By seadmin

Those of you who are loyal listeners to my radio show know that I love using exchange-traded funds, or ETFs for short. ETFs are like mutual funds in that they invest in a "basket" of stocks that represent a particular market index or market sector. But unlike mutual funds, they come with a very small management fee, few trading restrictions and they are objectively managed, meaning you know exactly what you are getting when you buy ETFs.

There are hoards of reasons why I like ETFs better than mutual funds, and in fact, I think mutual funds will be a relic of the 20th century before too long. Of course, the epitaph hasn’t yet been written for mutual funds, but with each passing year the popularity of ETFs rises, so much that I wouldn’t be surprised to see them dominate investor portfolios over the next five to 10 years.

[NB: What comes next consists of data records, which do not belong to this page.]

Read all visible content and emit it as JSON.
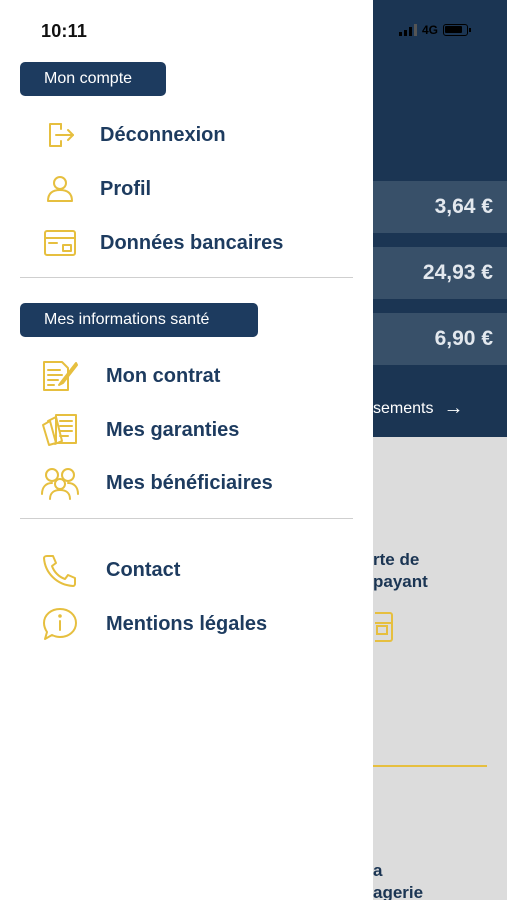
{
  "status_bar": {
    "time": "10:11",
    "network": "4G"
  },
  "drawer": {
    "sections": [
      {
        "title": "Mon compte",
        "items": [
          {
            "label": "Déconnexion",
            "icon": "logout-icon"
          },
          {
            "label": "Profil",
            "icon": "user-icon"
          },
          {
            "label": "Données bancaires",
            "icon": "bank-card-icon"
          }
        ]
      },
      {
        "title": "Mes informations santé",
        "items": [
          {
            "label": "Mon contrat",
            "icon": "contract-icon"
          },
          {
            "label": "Mes garanties",
            "icon": "documents-icon"
          },
          {
            "label": "Mes bénéficiaires",
            "icon": "people-icon"
          }
        ]
      },
      {
        "title": "",
        "items": [
          {
            "label": "Contact",
            "icon": "phone-icon"
          },
          {
            "label": "Mentions légales",
            "icon": "info-icon"
          }
        ]
      }
    ]
  },
  "background_app": {
    "amounts": [
      "3,64 €",
      "24,93 €",
      "6,90 €"
    ],
    "reimbursements_link": "sements",
    "card_label_1": "rte de",
    "card_label_2": "payant",
    "card_label_3": "a",
    "card_label_4": "agerie"
  },
  "colors": {
    "navy": "#1d3b5f",
    "gold": "#e6bf3f",
    "divider": "#cfcfcf"
  }
}
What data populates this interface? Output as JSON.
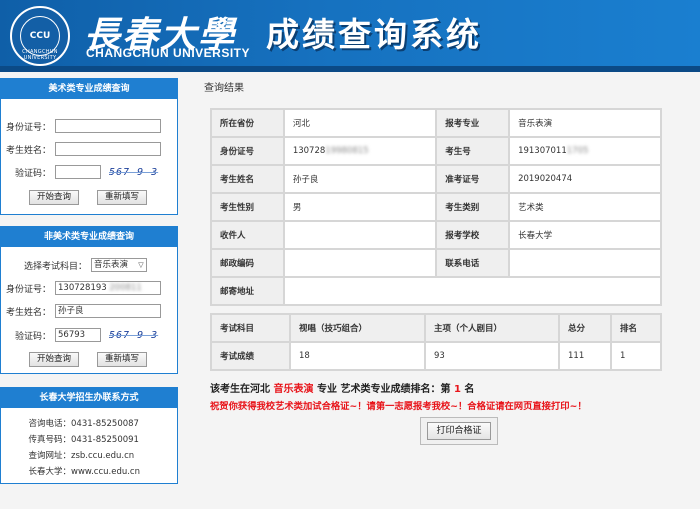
{
  "header": {
    "seal_text": "CCU",
    "seal_ring": "CHANGCHUN UNIVERSITY",
    "brand_cn": "長春大學",
    "brand_en": "CHANGCHUN UNIVERSITY",
    "system_title": "成绩查询系统",
    "colors": {
      "header_bg": "#1671bf",
      "panel_title_bg": "#1f7fd1"
    }
  },
  "art_panel": {
    "title": "美术类专业成绩查询",
    "id_label": "身份证号：",
    "id_value": "",
    "name_label": "考生姓名：",
    "name_value": "",
    "captcha_label": "验证码：",
    "captcha_value": "",
    "captcha_image": "567 9 3",
    "query_button": "开始查询",
    "reset_button": "重新填写"
  },
  "nonart_panel": {
    "title": "非美术类专业成绩查询",
    "subject_label": "选择考试科目：",
    "subject_selected": "音乐表演",
    "id_label": "身份证号：",
    "id_value": "130728193",
    "id_value_blurred": "200811",
    "name_label": "考生姓名：",
    "name_value": "孙子良",
    "captcha_label": "验证码：",
    "captcha_value": "56793",
    "captcha_image": "567 9 3",
    "query_button": "开始查询",
    "reset_button": "重新填写"
  },
  "contact_panel": {
    "title": "长春大学招生办联系方式",
    "items": [
      {
        "label": "咨询电话：",
        "value": "0431-85250087"
      },
      {
        "label": "传真号码：",
        "value": "0431-85250091"
      },
      {
        "label": "查询网址：",
        "value": "zsb.ccu.edu.cn"
      },
      {
        "label": "长春大学：",
        "value": "www.ccu.edu.cn"
      }
    ]
  },
  "results": {
    "label": "查询结果",
    "rows": [
      {
        "k1": "所在省份",
        "v1": "河北",
        "k2": "报考专业",
        "v2": "音乐表演"
      },
      {
        "k1": "身份证号",
        "v1": "130728",
        "v1_blur": "19980815",
        "k2": "考生号",
        "v2": "191307011",
        "v2_blur": "1705"
      },
      {
        "k1": "考生姓名",
        "v1": "孙子良",
        "k2": "准考证号",
        "v2": "2019020474"
      },
      {
        "k1": "考生性别",
        "v1": "男",
        "k2": "考生类别",
        "v2": "艺术类"
      },
      {
        "k1": "收件人",
        "v1": "",
        "k2": "报考学校",
        "v2": "长春大学"
      },
      {
        "k1": "邮政编码",
        "v1": "",
        "k2": "联系电话",
        "v2": ""
      },
      {
        "k1": "邮寄地址",
        "v1": ""
      }
    ],
    "score_headers": [
      "考试科目",
      "视唱（技巧组合）",
      "主项（个人剧目）",
      "总分",
      "排名"
    ],
    "score_values": [
      "考试成绩",
      "18",
      "93",
      "111",
      "1"
    ],
    "rank_prefix": "该考生在河北",
    "rank_major": "音乐表演",
    "rank_mid": "专业 艺术类专业成绩排名：第",
    "rank_number": "1",
    "rank_suffix": "名",
    "congrats": "祝贺你获得我校艺术类加试合格证~！请第一志愿报考我校~！合格证请在网页直接打印~！",
    "print_button": "打印合格证"
  }
}
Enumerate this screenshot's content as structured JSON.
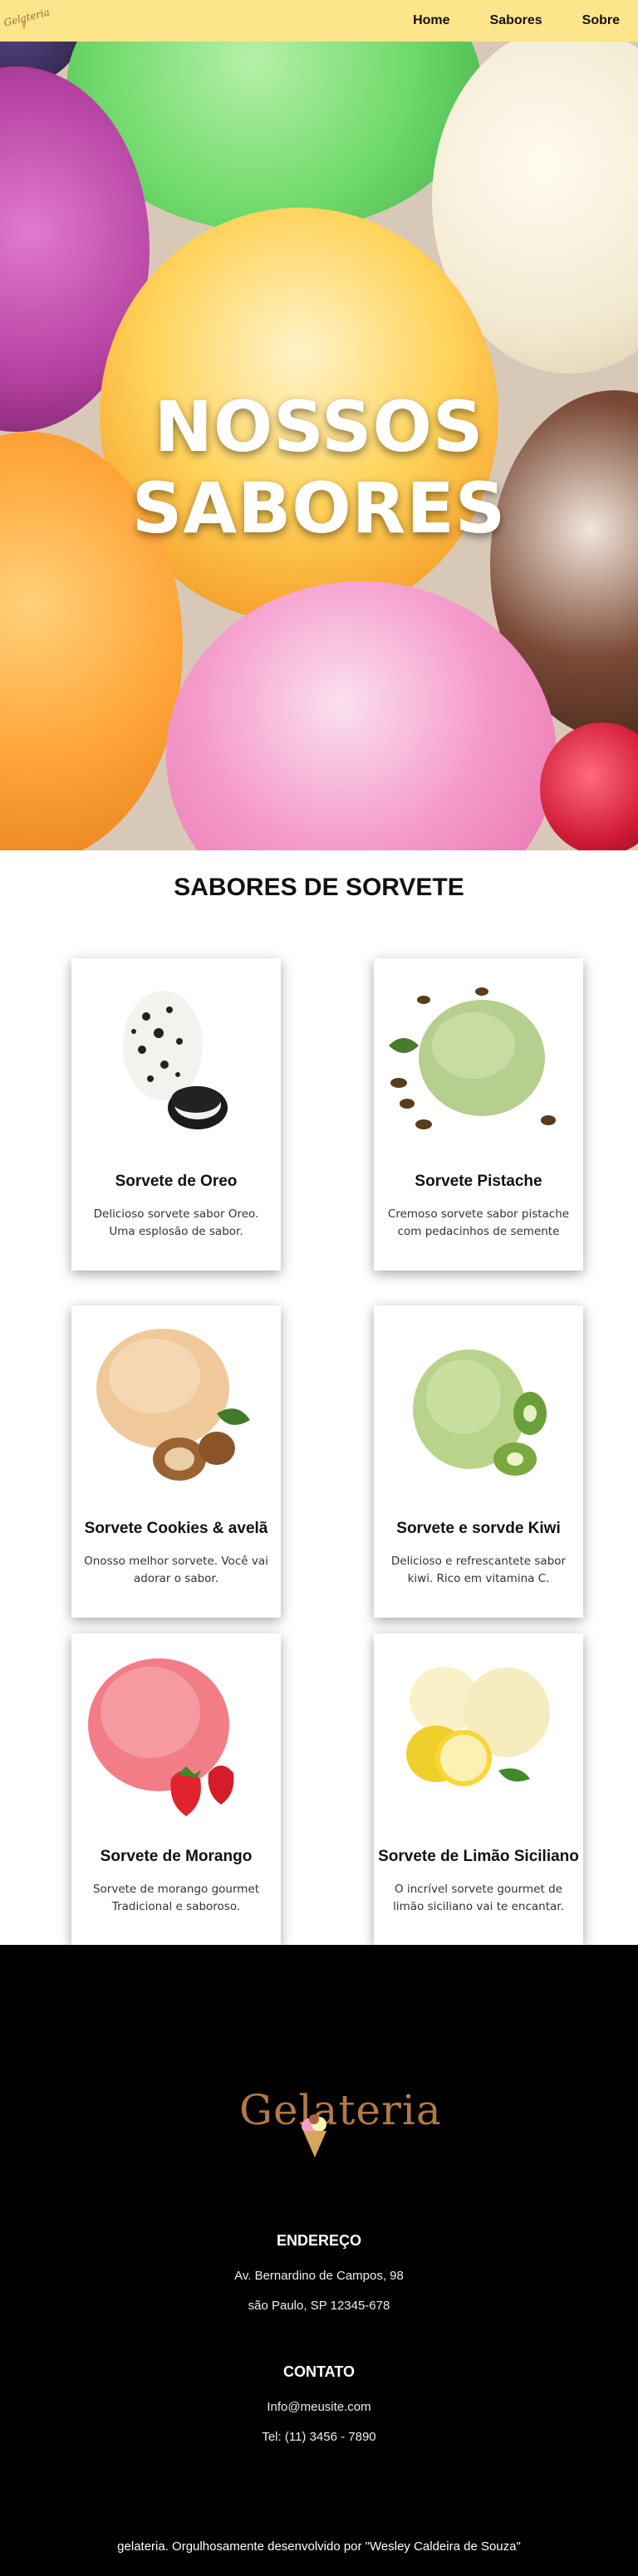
{
  "brand": {
    "logo_text": "Gelateria"
  },
  "nav": {
    "links": [
      "Home",
      "Sabores",
      "Sobre"
    ]
  },
  "hero": {
    "title": "NOSSOS SABORES"
  },
  "section": {
    "title": "SABORES DE SORVETE"
  },
  "cards": [
    {
      "title": "Sorvete de Oreo",
      "description": "Delicioso sorvete sabor Oreo. Uma esplosão de sabor."
    },
    {
      "title": "Sorvete Pistache",
      "description": "Cremoso sorvete sabor pistache com pedacinhos de semente"
    },
    {
      "title": "Sorvete Cookies & avelã",
      "description": "Onosso melhor sorvete. Você vai adorar o sabor."
    },
    {
      "title": "Sorvete e sorvde Kiwi",
      "description": "Delicioso e refrescantete sabor kiwi. Rico em vitamina C."
    },
    {
      "title": "Sorvete de Morango",
      "description": "Sorvete de morango gourmet Tradicional e saboroso."
    },
    {
      "title": "Sorvete de Limão Siciliano",
      "description": "O incrível sorvete gourmet de limão siciliano vai te encantar."
    }
  ],
  "footer": {
    "address_heading": "ENDEREÇO",
    "address_line1": "Av. Bernardino de Campos, 98",
    "address_line2": "são Paulo, SP 12345-678",
    "contact_heading": "CONTATO",
    "email": "Info@meusite.com",
    "phone": "Tel: (11) 3456 - 7890",
    "copyright": "gelateria. Orgulhosamente desenvolvido por \"Wesley Caldeira de Souza\""
  },
  "colors": {
    "nav_bg": "#fce58a",
    "footer_bg": "#000000",
    "logo_brown": "#b27a42"
  }
}
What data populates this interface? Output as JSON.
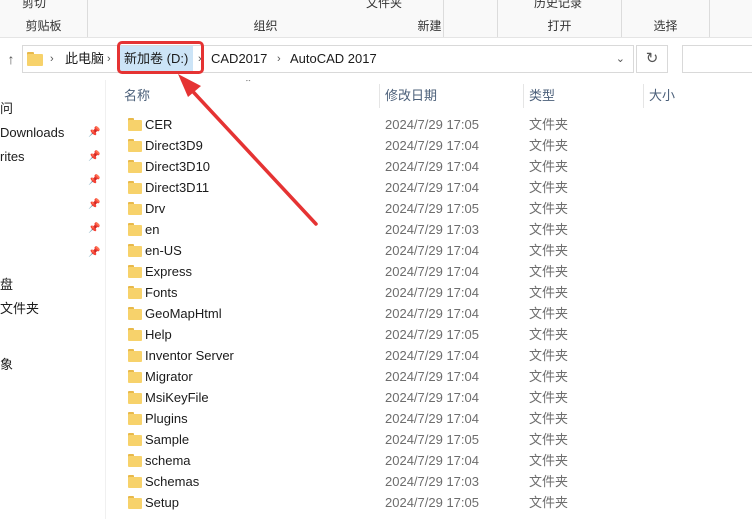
{
  "ribbon": {
    "groups": [
      {
        "title": "剪贴板",
        "top_item": "剪切"
      },
      {
        "title": "组织",
        "top_item": ""
      },
      {
        "title": "新建",
        "top_item": "文件夹"
      },
      {
        "title": "打开",
        "top_item": "历史记录"
      },
      {
        "title": "选择",
        "top_item": ""
      }
    ]
  },
  "address": {
    "crumbs": [
      "此电脑",
      "新加卷 (D:)",
      "CAD2017",
      "AutoCAD 2017"
    ]
  },
  "nav": {
    "items": [
      {
        "label": "问",
        "pinned": false
      },
      {
        "label": "Downloads",
        "pinned": true
      },
      {
        "label": "rites",
        "pinned": true
      },
      {
        "label": "",
        "pinned": true
      },
      {
        "label": "",
        "pinned": true
      },
      {
        "label": "",
        "pinned": true
      },
      {
        "label": "",
        "pinned": true
      },
      {
        "label": "盘",
        "pinned": false
      },
      {
        "label": "文件夹",
        "pinned": false
      },
      {
        "label": "象",
        "pinned": false
      }
    ]
  },
  "columns": {
    "name": "名称",
    "modified": "修改日期",
    "type": "类型",
    "size": "大小"
  },
  "files": [
    {
      "name": "CER",
      "modified": "2024/7/29 17:05",
      "type": "文件夹"
    },
    {
      "name": "Direct3D9",
      "modified": "2024/7/29 17:04",
      "type": "文件夹"
    },
    {
      "name": "Direct3D10",
      "modified": "2024/7/29 17:04",
      "type": "文件夹"
    },
    {
      "name": "Direct3D11",
      "modified": "2024/7/29 17:04",
      "type": "文件夹"
    },
    {
      "name": "Drv",
      "modified": "2024/7/29 17:05",
      "type": "文件夹"
    },
    {
      "name": "en",
      "modified": "2024/7/29 17:03",
      "type": "文件夹"
    },
    {
      "name": "en-US",
      "modified": "2024/7/29 17:04",
      "type": "文件夹"
    },
    {
      "name": "Express",
      "modified": "2024/7/29 17:04",
      "type": "文件夹"
    },
    {
      "name": "Fonts",
      "modified": "2024/7/29 17:04",
      "type": "文件夹"
    },
    {
      "name": "GeoMapHtml",
      "modified": "2024/7/29 17:04",
      "type": "文件夹"
    },
    {
      "name": "Help",
      "modified": "2024/7/29 17:05",
      "type": "文件夹"
    },
    {
      "name": "Inventor Server",
      "modified": "2024/7/29 17:04",
      "type": "文件夹"
    },
    {
      "name": "Migrator",
      "modified": "2024/7/29 17:04",
      "type": "文件夹"
    },
    {
      "name": "MsiKeyFile",
      "modified": "2024/7/29 17:04",
      "type": "文件夹"
    },
    {
      "name": "Plugins",
      "modified": "2024/7/29 17:04",
      "type": "文件夹"
    },
    {
      "name": "Sample",
      "modified": "2024/7/29 17:05",
      "type": "文件夹"
    },
    {
      "name": "schema",
      "modified": "2024/7/29 17:04",
      "type": "文件夹"
    },
    {
      "name": "Schemas",
      "modified": "2024/7/29 17:03",
      "type": "文件夹"
    },
    {
      "name": "Setup",
      "modified": "2024/7/29 17:05",
      "type": "文件夹"
    }
  ],
  "colors": {
    "highlight": "#cce4f7",
    "annotation": "#e53333",
    "folder": "#f7d26b"
  }
}
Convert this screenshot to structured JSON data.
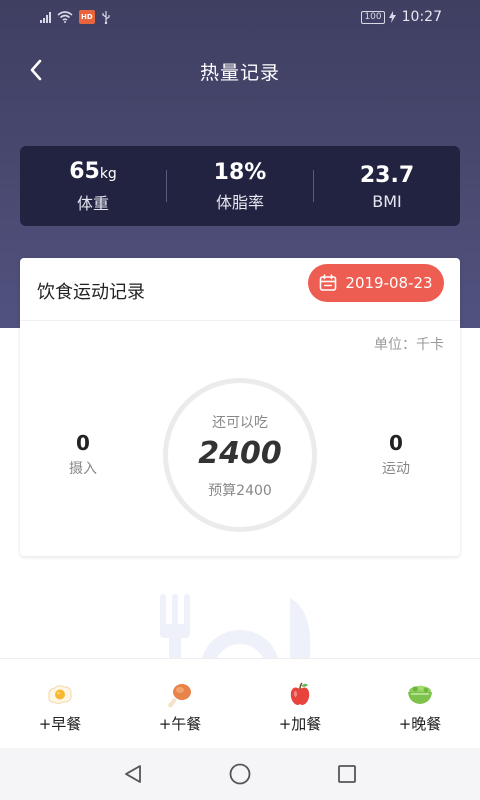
{
  "status_bar": {
    "carrier_badge": "HD",
    "battery": "100",
    "time": "10:27",
    "icons": [
      "signal-icon",
      "wifi-icon",
      "usb-icon",
      "charging-icon"
    ]
  },
  "header": {
    "title": "热量记录",
    "back_icon": "chevron-left-icon"
  },
  "stats": [
    {
      "value": "65",
      "unit": "kg",
      "label": "体重"
    },
    {
      "value": "18%",
      "unit": "",
      "label": "体脂率"
    },
    {
      "value": "23.7",
      "unit": "",
      "label": "BMI"
    }
  ],
  "card": {
    "title": "饮食运动记录",
    "date": "2019-08-23",
    "date_icon": "calendar-icon",
    "unit_label": "单位：千卡",
    "intake": {
      "value": "0",
      "label": "摄入"
    },
    "exercise": {
      "value": "0",
      "label": "运动"
    },
    "ring": {
      "top_label": "还可以吃",
      "value": "2400",
      "budget_label": "预算2400"
    }
  },
  "meals": [
    {
      "label": "+早餐",
      "icon": "fried-egg-icon"
    },
    {
      "label": "+午餐",
      "icon": "chicken-leg-icon"
    },
    {
      "label": "+加餐",
      "icon": "apple-icon"
    },
    {
      "label": "+晚餐",
      "icon": "salad-bowl-icon"
    }
  ],
  "colors": {
    "header_bg": "#45456b",
    "stats_bg": "#222341",
    "accent": "#ee5d52"
  }
}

Now for those of you who are not yet familiar with ETFs, or who haven’t yet tested the waters in their own portfolio by actually buying an ETF, I say now is the time to climb aboard the ETF train.

The following excerpt is from one of my Special Reports available at In this report entitled "From Mutual Fund Mess to ETF Success," we show you how to get yourself positioned in the investment vehicles of the new millennium. I encourage all of my Making Money Alert readers to check out this report. And now, here’s a little sneak peak:

The ETF Revolution

"Every revolution was first a thought in one man’s mind, and when the same thought occurs in another man, it is the key to that era."

—Ralph Waldo Emerson

Exchange-traded funds or ETFs are an idea whose time has come. Indeed, it is often said that there is no force so powerful as an idea whose time has come, and that’s precisely how I feel about ETFs.

What are ETFs?

For those of you not familiar with them, ETFs are sort of the "best of both worlds" between a stocks and mutual funds. They offer you the exposure to both broad market indices (such as the Dow and S&P 500) as well targeted market sectors like energy and basic materials, yet they trade like a stock on an exchange (most trade on the AMEX), which means you can buy and sell them anytime during market hours. With mutual funds there is a one-day delay when you buy or sell, and then you are forced to accept the closing NAV of the fund as your buy or sell price. Using ETFs, your decision is automatic and you know what price you’ve bought or sold at moments after you execute your order. This is particularly important in a tough market when each day could mean the difference between a gain and a loss for the year. Currently there are over 200 ETFs to choose from, including ETFs that cover the bond market.

My style of investing is known as "trend following," meaning I am in the market when stocks are rising and out of the market when stocks are declining. I base my decisions on the price movement of a proprietary market indicator that represents a cross section of the entire market. Because I may get these "Buy and Sell" signals several times in a year, I only recommend to my readers investment options with low fees and few holding period penalties. ETFs offer all of these benefits, and at a fee structure far more attractive than mutual funds.

While the average mutual fund’s management fee is 1.56%, ETF fees can be as low as 0.1%. In fact, the average ETF management fee is just slightly higher at 0.36%. Compare 1.56% to 0.36% and that’s a real, in your wallet difference at the end of the year, especially when you’re dealing with big numbers.